Rulyrana flavopunctata
- Conservation status: Least Concern (IUCN 3.1)

Scientific classification
- Kingdom: Animalia
- Phylum: Chordata
- Class: Amphibia
- Order: Anura
- Family: Centrolenidae
- Genus: Rulyrana
- Species: R. flavopunctata
- Binomial name: Rulyrana flavopunctata (Lynch and Duellman, 1973)
- Synonyms: Centrolenella flavopunctata Lynch and Duellman, 1973 Cochranella flavopunctata (Lynch and Duellman, 1973)

= Rulyrana flavopunctata =

- Authority: (Lynch and Duellman, 1973)
- Conservation status: LC
- Synonyms: Centrolenella flavopunctata Lynch and Duellman, 1973, Cochranella flavopunctata (Lynch and Duellman, 1973)

Species of frog

Rulyrana flavopunctata is a species of frog in the family Centrolenidae. It is found on the eastern slopes of the Cordillera Oriental in Colombia (Casanare, Boyacá, Caquetá, and Meta Departments) and on the eastern slopes of the Andes in Ecuador. Common name yellow-spotted Cochran frog has been coined for it.

==Etymology==
The specific name flavopunctata is derived from the Latin flavus (=golden) and punctatus (=dotted), and refers to the dorsal coloration of this species.

==Description==
Adult males measure 21–23 mm and females 24–26 mm in snout–vent length. The snout is short and round. The eyes are relatively large. The tympanum is visible. Both fingers and toes are webbed. The dorsum is shagreened in texture and pale green in color, with numerous minute yellow flecks. The edge of the upper lip is pale yellow The fingers and toes are yellow whereas the chest is white.

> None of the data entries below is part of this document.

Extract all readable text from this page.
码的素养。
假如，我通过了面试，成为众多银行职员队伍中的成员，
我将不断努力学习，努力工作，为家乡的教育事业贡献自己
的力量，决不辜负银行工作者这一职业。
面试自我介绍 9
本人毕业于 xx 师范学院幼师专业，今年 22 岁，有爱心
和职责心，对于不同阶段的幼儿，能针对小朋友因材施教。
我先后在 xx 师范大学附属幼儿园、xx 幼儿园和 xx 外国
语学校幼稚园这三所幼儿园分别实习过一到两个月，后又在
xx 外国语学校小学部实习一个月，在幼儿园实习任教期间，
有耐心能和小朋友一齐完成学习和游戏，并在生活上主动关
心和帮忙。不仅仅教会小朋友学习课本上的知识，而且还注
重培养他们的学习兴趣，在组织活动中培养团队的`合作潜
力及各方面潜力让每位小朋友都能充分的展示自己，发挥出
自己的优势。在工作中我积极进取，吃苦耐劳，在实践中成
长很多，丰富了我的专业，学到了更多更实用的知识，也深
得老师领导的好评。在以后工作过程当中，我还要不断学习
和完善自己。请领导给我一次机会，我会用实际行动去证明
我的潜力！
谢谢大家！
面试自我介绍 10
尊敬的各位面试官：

==Habitat and conservation==
Its natural habitats primary and secondary cloud forests at elevations of 70–1715 m above sea level. It is usually found along streams. Breeding takes place in permanent streams.

Rulyrana flavopunctata is a common forest species, although it can locally be threatened by habitat destruction and pollution. It is known from several protected areas.